Santa Teresa d’Avila (dottore della Chiesa):
«…il nostro buon Dio vuole ormai levarle [all’anima; N.d.R.] le squame dagli occhi, affinché veda e comprenda qualcosa della grazia che egli le concede, ma in un modo singolare. Una volta che essa sia introdotta in questa mansione, per mezzo di una visione intellettuale, tutt’e tre le Persone della Santissima Trinità le si mostrano per una certa rappresentazione della verità, nel divampare di un incendio che investe subito il suo spirito come una nube risplendente. Le tre Persone si vedono distintamente e l’anima, per una nozione ammirabile che le viene comunicata, comprende con assoluta certezza che tutt’e tre sono una sola sostanza, una sola potenza, una sola sapienza, un solo Dio. Così, ciò che crediamo per fede, l’anima qui lo percepisce, si può dire, con la vista, anche se non si vede nulla né con gli occhi del corpo né con quelli dell’anima, perché non si tratta di visione immaginaria. Allora tutt’e tre le divine Persone si comunicano ad essa, le parlano e le fanno intendere le parole dette dal Signore nel Vangelo: che egli verrà, con il Padre e lo Spirito santo, a dimorare nell’anima che lo ama e osserva i suoi comandamenti.»
(Santa Teresa d’Avila; “Castello interiore”, VII mansioni, cap. I, par. 6)
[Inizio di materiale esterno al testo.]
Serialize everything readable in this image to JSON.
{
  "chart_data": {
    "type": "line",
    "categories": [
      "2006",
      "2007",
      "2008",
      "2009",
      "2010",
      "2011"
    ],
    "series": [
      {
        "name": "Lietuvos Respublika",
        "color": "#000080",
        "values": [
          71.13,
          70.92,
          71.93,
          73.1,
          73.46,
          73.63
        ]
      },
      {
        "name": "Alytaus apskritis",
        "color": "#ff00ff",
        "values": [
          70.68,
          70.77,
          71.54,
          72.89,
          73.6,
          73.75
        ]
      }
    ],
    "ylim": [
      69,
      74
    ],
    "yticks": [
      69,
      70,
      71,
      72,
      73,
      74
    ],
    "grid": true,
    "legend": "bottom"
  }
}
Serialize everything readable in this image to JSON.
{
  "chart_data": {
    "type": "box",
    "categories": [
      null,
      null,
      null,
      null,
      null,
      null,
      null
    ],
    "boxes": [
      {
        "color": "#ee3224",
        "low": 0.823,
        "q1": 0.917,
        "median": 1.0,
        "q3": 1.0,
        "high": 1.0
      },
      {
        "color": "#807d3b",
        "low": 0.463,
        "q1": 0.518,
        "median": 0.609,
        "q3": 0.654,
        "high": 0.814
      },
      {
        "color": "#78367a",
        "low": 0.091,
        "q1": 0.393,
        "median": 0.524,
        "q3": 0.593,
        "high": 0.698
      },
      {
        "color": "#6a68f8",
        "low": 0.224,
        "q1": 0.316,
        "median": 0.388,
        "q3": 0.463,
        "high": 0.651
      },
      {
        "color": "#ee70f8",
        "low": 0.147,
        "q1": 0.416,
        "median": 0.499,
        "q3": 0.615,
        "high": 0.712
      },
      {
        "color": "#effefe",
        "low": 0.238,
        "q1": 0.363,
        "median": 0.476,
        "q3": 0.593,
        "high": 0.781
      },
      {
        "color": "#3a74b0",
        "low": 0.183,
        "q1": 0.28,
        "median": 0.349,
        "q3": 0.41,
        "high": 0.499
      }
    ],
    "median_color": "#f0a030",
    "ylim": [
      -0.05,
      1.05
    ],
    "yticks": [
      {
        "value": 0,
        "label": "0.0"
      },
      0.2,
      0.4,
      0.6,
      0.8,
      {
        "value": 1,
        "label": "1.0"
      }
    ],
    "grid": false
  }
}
Santa Caterina da Siena (dottore della Chiesa):
«O Trinità eterna, o deità, natura divina che avvalorò il prezzo del sangue del Figlio tuo! Tu, Trinità eterna, Sei un mare profondo, in cui quanto più ci si immerge, più lo si trova, e quanto più lo si trova, più lo si cerca. Tu sei insaziabile, perché tuffandosi l’anima nel tuo abisso, non si sazia, ma in te permane nella fame di te, e di te ha sete, Trinità eterna, desiderando vederti, con il lume, nella tua luce. Come il cervo brama la fonte d’acqua viva, così l’anima desidera uscire dal carcere oscuro del corpo e vedere te in verità. O quanto tempo ancora sarà nascosta ai miei occhi la tua faccia?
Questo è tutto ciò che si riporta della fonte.